Türkiye'nin en kıdemli sinema yazarı Atilla Dorsay, Türkan Şoray'la dostluğunu, sonra da aralarının bozulmasının hikayesini ilk kez anlattı. Dorsay'ın yeni kitabı raflarda yerini aldı.
Türkiye medyası ve sinemasının en kıdemli yazarlarından Atilla Dorsay’ın, “Türk Sinemasının Sultan”ı olarak bilinen Türkan Şoray için kaleme aldığı “Bir Kraliçeyle Dostluk ve Ayrılık Hikâyem” adlı kitabı Profil Kitap etiketiyle raflardaki yerini aldı. Bugüne kadar çok sayıda film yazılarını ve sinema yazarlığı sürecindeki anılarını kitaplaştıran Dorsay bu kitabında Türkan Şoray ile olan dostluğu ve daha sonra dostluklarının kopuş hikâyesine yer veriyor. Dorsay kitabın arka kapağında yer alan yazısında Şoray için “O kendisine toplum tarafından verilmiş o eşsiz unvanın bir eldiven gibi uyduğu müstesna bir kadındır; o Türkan Sultan’dır. Onu sevmemek kimin haddine!” ifadelerine yer verdi.

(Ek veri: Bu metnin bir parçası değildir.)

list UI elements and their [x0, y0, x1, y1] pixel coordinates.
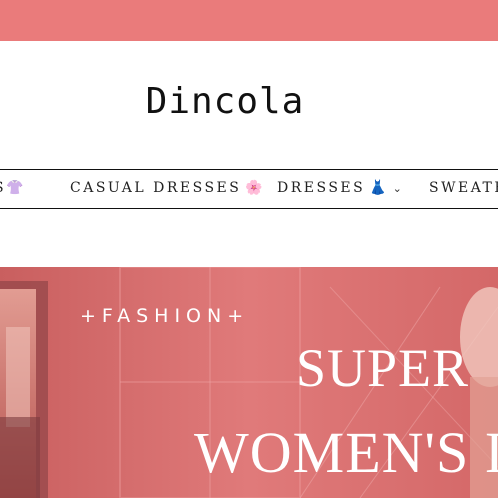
hero-headline-line2: WOMEN'S I [194, 420, 498, 485]
hero-eyebrow-text: +FASHION+ [80, 305, 250, 327]
nav-item-label: CASUAL DRESSES [70, 180, 242, 196]
main-nav: S👚 CASUAL DRESSES🌸 DRESSES👗 ⌄ SWEATER [0, 169, 498, 209]
nav-item-label: SWEATER [429, 180, 498, 196]
site-header: Dincola [0, 41, 498, 169]
nav-item-dresses[interactable]: DRESSES 👗 ⌄ [277, 170, 402, 208]
nav-item-tops[interactable]: S👚 [0, 170, 24, 208]
flower-icon: 🌸 [245, 180, 263, 196]
hero-banner[interactable]: +FASHION+ SUPER WOMEN'S I [0, 267, 498, 498]
nav-item-label: DRESSES [277, 180, 366, 196]
hero-headline-line1: SUPER [296, 338, 470, 398]
chevron-down-icon[interactable]: ⌄ [393, 182, 402, 195]
nav-item-casual-dresses[interactable]: CASUAL DRESSES 🌸 [70, 170, 263, 208]
nav-item-sweaters[interactable]: SWEATER [429, 170, 498, 208]
blouse-icon: 👚 [6, 180, 24, 196]
site-logo[interactable]: Dincola [0, 81, 450, 122]
dress-icon: 👗 [369, 180, 387, 196]
announcement-bar [0, 0, 498, 41]
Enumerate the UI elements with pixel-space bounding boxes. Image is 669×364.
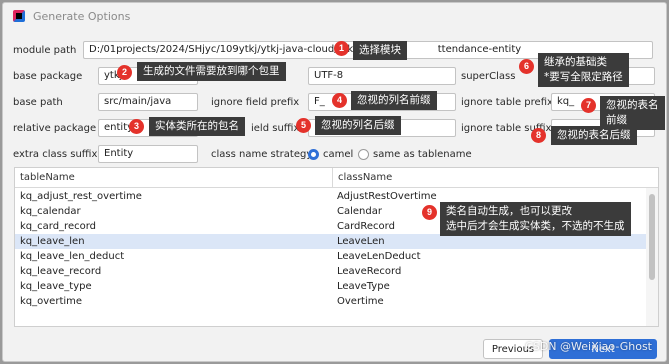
base-path-label: base path [13, 97, 63, 108]
annotation-note-6-line1: 继承的基础类 [544, 56, 607, 68]
title-bar: Generate Options [3, 3, 666, 29]
annotation-note-2: 生成的文件需要放到哪个包里 [137, 62, 286, 81]
annotation-note-8: 忽视的表名后缀 [551, 126, 637, 145]
table-name-cell: kq_leave_record [20, 266, 102, 277]
table-name-cell: kq_leave_len_deduct [20, 251, 125, 262]
annotation-note-6: 继承的基础类 *要写全限定路径 [538, 53, 629, 87]
base-package-label: base package [13, 71, 83, 82]
class-name-strategy-label: class name strategy [211, 149, 313, 160]
class-name-cell[interactable]: Overtime [337, 294, 384, 309]
annotation-note-4: 忽视的列名前缀 [351, 91, 437, 110]
annotation-note-5: 忽视的列名后缀 [315, 116, 401, 135]
superclass-label: superClass [461, 71, 516, 82]
class-name-cell[interactable]: LeaveLenDeduct [337, 249, 421, 264]
table-name-cell: kq_card_record [20, 221, 96, 232]
class-name-cell[interactable]: LeaveLen [337, 234, 385, 249]
ignore-table-prefix-label: ignore table prefix [461, 97, 553, 108]
table-row[interactable]: kq_leave_len_deduct LeaveLenDeduct [15, 249, 646, 264]
extra-class-suffix-field[interactable]: Entity [98, 145, 198, 163]
annotation-note-6-line2: *要写全限定路径 [544, 71, 623, 83]
table-class-mapping: tableName className kq_adjust_rest_overt… [14, 167, 659, 327]
column-header-tablename[interactable]: tableName [15, 168, 332, 188]
annotation-badge-9: 9 [422, 205, 437, 220]
module-path-label: module path [13, 45, 77, 56]
table-name-cell: kq_overtime [20, 296, 83, 307]
class-name-cell[interactable]: LeaveType [337, 279, 390, 294]
annotation-badge-2: 2 [117, 65, 132, 80]
table-row[interactable]: kq_overtime Overtime [15, 294, 646, 309]
annotation-note-9-line2: 选中后才会生成实体类，不选的不生成 [446, 220, 625, 232]
table-name-cell: kq_calendar [20, 206, 81, 217]
annotation-badge-6: 6 [519, 59, 534, 74]
camel-option-label: camel [323, 149, 354, 160]
same-as-tablename-option-label: same as tablename [373, 149, 472, 160]
table-scrollbar-thumb[interactable] [649, 194, 655, 280]
class-name-cell[interactable]: CardRecord [337, 219, 395, 234]
generate-options-dialog: Generate Options module path D:/01projec… [2, 2, 667, 362]
app-logo-icon [13, 10, 25, 22]
annotation-note-1: 选择模块 [353, 41, 407, 60]
annotation-badge-8: 8 [531, 128, 546, 143]
annotation-badge-1: 1 [334, 41, 349, 56]
annotation-note-3: 实体类所在的包名 [149, 117, 245, 136]
module-path-value: D:/01projects/2024/SHjyc/109ytkj/ytkj-ja… [89, 44, 366, 55]
module-path-value-tail: ttendance-entity [437, 44, 522, 55]
relative-package-label: relative package [13, 123, 97, 134]
same-as-tablename-radio[interactable] [358, 149, 369, 160]
table-name-cell: kq_adjust_rest_overtime [20, 191, 142, 202]
column-header-classname[interactable]: className [333, 168, 658, 188]
annotation-badge-7: 7 [581, 98, 596, 113]
extra-class-suffix-label: extra class suffix [13, 149, 98, 160]
annotation-badge-4: 4 [332, 93, 347, 108]
annotation-note-7: 忽视的表名 前缀 [600, 96, 665, 130]
annotation-note-7-line1: 忽视的表名 [606, 99, 659, 111]
table-name-cell: kq_leave_type [20, 281, 92, 292]
table-row[interactable]: kq_leave_record LeaveRecord [15, 264, 646, 279]
ignore-field-prefix-label: ignore field prefix [211, 97, 300, 108]
ignore-field-suffix-label: ield suffix [251, 123, 300, 134]
annotation-badge-3: 3 [129, 119, 144, 134]
encoding-field[interactable]: UTF-8 [308, 67, 456, 85]
csdn-watermark: CSDN @WeiXiao-Ghost [525, 340, 652, 353]
class-name-cell[interactable]: Calendar [337, 204, 382, 219]
annotation-badge-5: 5 [296, 118, 311, 133]
camel-radio[interactable] [308, 149, 319, 160]
table-name-cell: kq_leave_len [20, 236, 85, 247]
base-path-field[interactable]: src/main/java [98, 93, 198, 111]
annotation-note-9: 类名自动生成，也可以更改 选中后才会生成实体类，不选的不生成 [440, 202, 631, 236]
class-name-cell[interactable]: LeaveRecord [337, 264, 401, 279]
window-title: Generate Options [33, 9, 131, 23]
annotation-note-9-line1: 类名自动生成，也可以更改 [446, 205, 572, 217]
class-name-cell[interactable]: AdjustRestOvertime [337, 189, 437, 204]
table-row[interactable]: kq_leave_type LeaveType [15, 279, 646, 294]
table-row-selected[interactable]: kq_leave_len LeaveLen [15, 234, 646, 249]
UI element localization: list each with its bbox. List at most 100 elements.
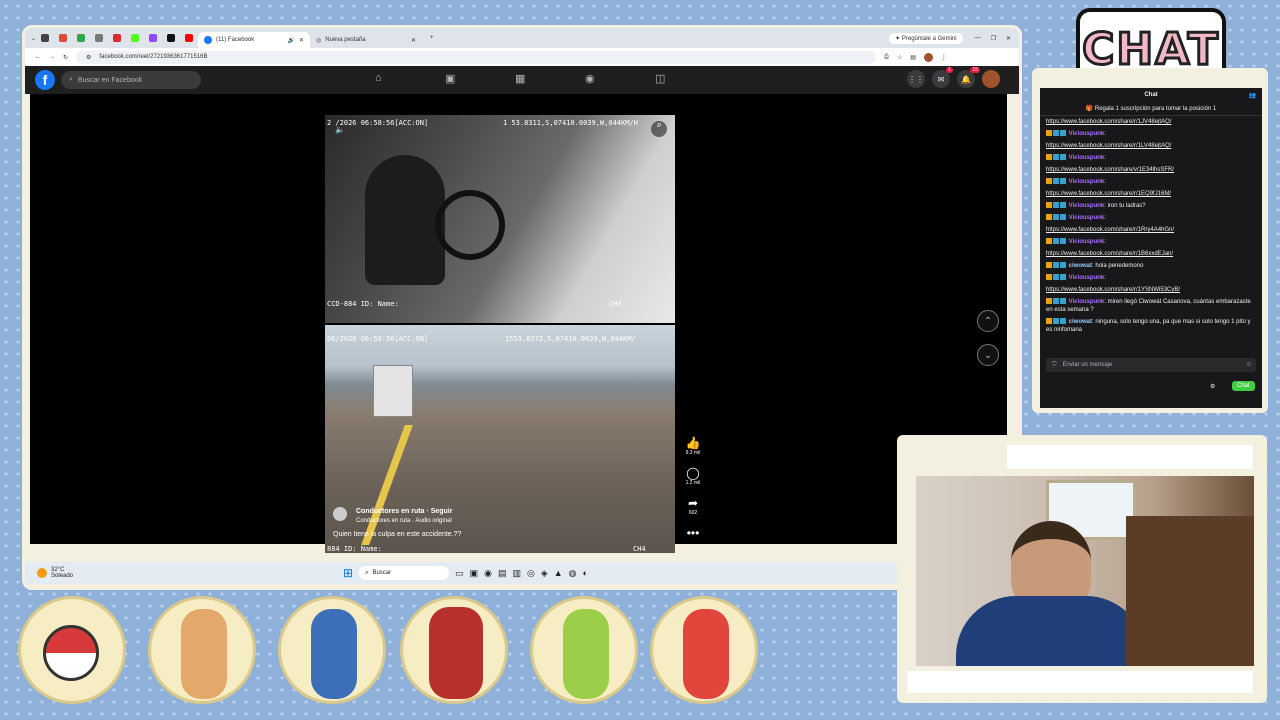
chat-username[interactable]: Viciouspunk (1069, 131, 1105, 137)
reel-actions: 👍 9.3 mil ◯ 1.2 mil ➦ 602 ••• (678, 436, 708, 550)
taskbar-search[interactable]: ⌕ Buscar (359, 566, 450, 580)
gaming-icon[interactable]: ◫ (655, 72, 665, 85)
gmail-tab-icon[interactable] (59, 34, 68, 42)
facebook-search[interactable]: ⌕ Buscar en Facebook (61, 71, 201, 89)
x-tab-icon[interactable] (167, 34, 176, 42)
marketplace-icon[interactable]: ▦ (515, 72, 525, 85)
site-info-icon[interactable]: ⚙ (86, 54, 91, 61)
chat-username[interactable]: ciwowat (1069, 263, 1092, 269)
chat-message-text[interactable]: https://www.facebook.com/share/r/1YSNWi5… (1046, 287, 1180, 293)
dashcam-cabin-view[interactable]: 2 /2026 06:58:56[ACC:ON] 1 53.8311,S,074… (325, 115, 675, 323)
extensions-icon[interactable]: ▤ (910, 54, 916, 61)
youtube-tab-icon[interactable] (185, 34, 194, 42)
chat-message-text[interactable]: https://www.facebook.com/share/r/1B6xxdE… (1046, 251, 1173, 257)
channel-avatar[interactable] (333, 507, 347, 521)
chat-username[interactable]: Viciouspunk (1069, 155, 1105, 161)
windows-start-icon[interactable]: ⊞ (343, 566, 353, 580)
chat-username[interactable]: Viciouspunk (1069, 203, 1105, 209)
chat-message-text[interactable]: https://www.facebook.com/share/r/1LV48ej… (1046, 143, 1171, 149)
close-tab-icon[interactable]: ✕ (299, 37, 304, 44)
chat-username[interactable]: Viciouspunk (1069, 179, 1105, 185)
chat-message-text[interactable]: https://www.facebook.com/share/r/1Rry4A4… (1046, 227, 1174, 233)
follow-button[interactable]: Seguir (431, 508, 453, 515)
chat-username[interactable]: Viciouspunk (1069, 275, 1105, 281)
like-button[interactable]: 👍 9.3 mil (678, 436, 708, 456)
more-options-button[interactable]: ••• (678, 526, 708, 540)
chat-message: Viciouspunk: (1040, 176, 1262, 188)
menu-grid-icon[interactable]: ⋮⋮ (907, 70, 925, 88)
settings-gear-icon[interactable]: ⚙ (1210, 383, 1215, 390)
osd-channel: CH3 (609, 300, 622, 308)
tab-new[interactable]: ◎ Nueva pestaña ✕ (310, 32, 422, 48)
tab-list-icon[interactable]: ⌄ (31, 35, 36, 42)
url-field[interactable]: ⚙ facebook.com/reel/2721936361771516B (76, 50, 877, 64)
chat-message: https://www.facebook.com/share/r/1JV48ej… (1040, 116, 1262, 128)
search-icon[interactable]: ⌕ (651, 121, 667, 137)
gift-icon: 🎁 (1085, 106, 1094, 112)
notifications-icon[interactable]: 🔔 15 (957, 67, 980, 88)
dashcam-road-view[interactable]: 06/2026 06:58:56[ACC:ON] 1553.8372,S,074… (325, 325, 675, 553)
chat-username[interactable]: ciwowat (1069, 319, 1092, 325)
pinned-tab-icon[interactable] (41, 34, 50, 42)
menu-icon[interactable]: ⋮ (941, 54, 947, 61)
video-icon[interactable]: ▣ (445, 72, 455, 85)
share-button[interactable]: ➦ 602 (678, 496, 708, 516)
chat-message: Viciouspunk: (1040, 152, 1262, 164)
gemini-button[interactable]: ✦ Pregúntale a Gemini (889, 32, 963, 44)
chat-message-text[interactable]: https://www.facebook.com/share/r/1JV48ej… (1046, 119, 1171, 125)
next-reel-button[interactable]: ⌄ (977, 344, 999, 366)
groups-icon[interactable]: ◉ (585, 72, 595, 85)
weather-widget[interactable]: 32°C Soleado (51, 567, 73, 579)
comment-button[interactable]: ◯ 1.2 mil (678, 466, 708, 486)
chat-message: Viciouspunk: (1040, 236, 1262, 248)
profile-avatar[interactable] (923, 52, 933, 62)
twitch-tab-icon[interactable] (149, 34, 158, 42)
channel-name[interactable]: Conductores en ruta · Seguir (356, 508, 452, 515)
chat-message: Viciouspunk: miren llegó Ciwowat Casanov… (1046, 298, 1251, 313)
chat-input[interactable]: ⛉ Enviar un mensaje ☺ (1046, 358, 1256, 372)
minimize-icon[interactable]: — (975, 35, 981, 41)
pinned-tab-icon[interactable] (95, 34, 104, 42)
kick-tab-icon[interactable] (131, 34, 140, 42)
chat-message: https://www.facebook.com/share/r/1YSNWi5… (1040, 284, 1262, 296)
emote-icon[interactable]: ☺ (1246, 362, 1252, 368)
mute-icon[interactable]: 🔈 (335, 125, 345, 134)
home-icon[interactable]: ⌂ (375, 72, 382, 84)
sub-badge-icon (1046, 214, 1052, 221)
search-icon: ⌕ (365, 569, 369, 576)
pinned-text: Regala 1 suscripción para tomar la posic… (1094, 106, 1217, 112)
previous-reel-button[interactable]: ⌃ (977, 310, 999, 332)
users-icon[interactable]: 👥 (1249, 92, 1256, 99)
weather-icon[interactable] (37, 568, 47, 578)
close-window-icon[interactable]: ✕ (1006, 35, 1011, 42)
reel-caption: Quien tiene la culpa en este accidente.?… (333, 531, 462, 538)
maximize-icon[interactable]: ❐ (991, 35, 996, 42)
pinned-tab-icon[interactable] (113, 34, 122, 42)
new-tab-icon[interactable]: + (430, 35, 434, 41)
bookmark-star-icon[interactable]: ☆ (897, 54, 902, 61)
close-tab-icon[interactable]: ✕ (411, 37, 416, 44)
osd-gps: 1 53.8311,S,07410.0039,W,044KM/H (503, 119, 638, 127)
back-icon[interactable]: ← (35, 54, 41, 60)
chat-input-placeholder: Enviar un mensaje (1062, 362, 1113, 368)
audio-label[interactable]: Conductores en ruta · Audio original (356, 518, 452, 524)
pinned-message[interactable]: 🎁 Regala 1 suscripción para tomar la pos… (1040, 102, 1262, 116)
messenger-icon[interactable]: ✉ 1 (932, 67, 953, 88)
chat-message-text[interactable]: https://www.facebook.com/share/v/1E34lhs… (1046, 167, 1174, 173)
pinned-tab-icon[interactable] (77, 34, 86, 42)
taskbar-apps[interactable]: ▭▣◉▤▥◎◈▲◍◐ (455, 568, 594, 579)
chat-send-button[interactable]: Chat (1232, 381, 1255, 391)
chat-username[interactable]: Viciouspunk (1069, 239, 1105, 245)
facebook-logo[interactable]: f (35, 70, 55, 90)
reload-icon[interactable]: ↻ (63, 54, 68, 61)
chat-message-text[interactable]: https://www.facebook.com/share/r/1EQ9fJ1… (1046, 191, 1171, 197)
forward-icon[interactable]: → (49, 54, 55, 60)
audio-icon[interactable]: 🔊 (288, 37, 295, 44)
profile-avatar[interactable] (982, 70, 1000, 88)
tab-facebook[interactable]: (11) Facebook 🔊 ✕ (198, 32, 311, 48)
chat-username[interactable]: Viciouspunk (1069, 215, 1105, 221)
chat-username[interactable]: Viciouspunk (1069, 299, 1105, 305)
lopunny-badge (148, 596, 256, 704)
share-count: 602 (688, 510, 698, 516)
install-icon[interactable]: ⎙ (884, 54, 889, 61)
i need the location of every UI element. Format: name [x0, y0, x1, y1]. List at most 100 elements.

Kitabın sunuşunda hayatının merkezinde yer alan sinema yazarlığının kendisine çok çeşitli deneyimler kattığını söyleyen Dorsay “Elbette bunun bana kazandırdığı bir başka sey sinemanın her alanından sayısız dostluklarım oldu. Yönetmenlerden teknik elemanlara ama en çok yıldızlarına…” dedi.
“İkimizi de tanıyanların bu kopma olayının gerisini bilmeye hakları var”
Kitapları arasında Yılmaz Güney ve Türkan Şoray için yazdıklarını kendisi için ayrı bir yeri olduğunu ifade eden Dorsay şöyle yazdı:
“İkisiyle ilişkili tartışmalar, farklı görüşler, özellikle de sevgi gösterileri hâlâ sürüyor. Ülkemiz kültür tarihinin hiç eskimeyecek iki dev ismi onlar. Ama, yakın zamanda işler biraz değişti. Özellikle de Türkan Soray alanında. Onunla dostluğumuz benim açımdan onun kimi davranışları nedeniyle bir yerinden kopuverdi. Bu kitabı yazıyorum; çünkü Allah’a şükür, ikimiz de hâlâ dimdik ayaktayız ve ikimizi de tanıyanların bu kopma olayının gerisini bilmeye hakları var. İkimizi de sinema denen ortak alanda farklı biçimler ve değişik nedenlerle ama aynı zevkle izlemiş fanlarımızın da tüm bunları öğrenmesi gerekiyor.
Ancak şunu söylemeliyim: Naçizane görüşüme göre onun için yazdığım Sümbül Sokağın Tutsak Kadını bizde yazılmış en açık, dolu ve duygusal biyografilerden biridir. İlk beşe mutlaka girecek… Ayrıca onun için bu kitapta geniş biçimde hatırlattığım çok özel bir albüm-kitap da çıkarmıştım… Ama yıllardır hiçbir yerde yok. Ben dahil! Bu kitaba Sümbül Sokağın Tutsak Kadını kitabından hiçbir yazı almadım. Belki dikkatimden kaçmış olabilecek birkaç satır dışında… Onun Yeşilçam’da yıldızlaşmasının başladığı 60’lardan itibaren değilse de (o zamanlar gazete yazarı değildim), özellikle 90’lardan başlayarak hiçbir yerde çıkmamış yazıları veya özel notları da bulup bu kitaba almayı denedim. Ve sanırım başardım. İlk başta yer vereceğim uzunca yazı ise tarihini bulamadığım daha genel bir yazı. Ama bir dönem için öylesine kapsayıcı ki başa almak istedim.
İşte bu kitabın asıl misyonları bunlar. Umarım ilginizi çeker.”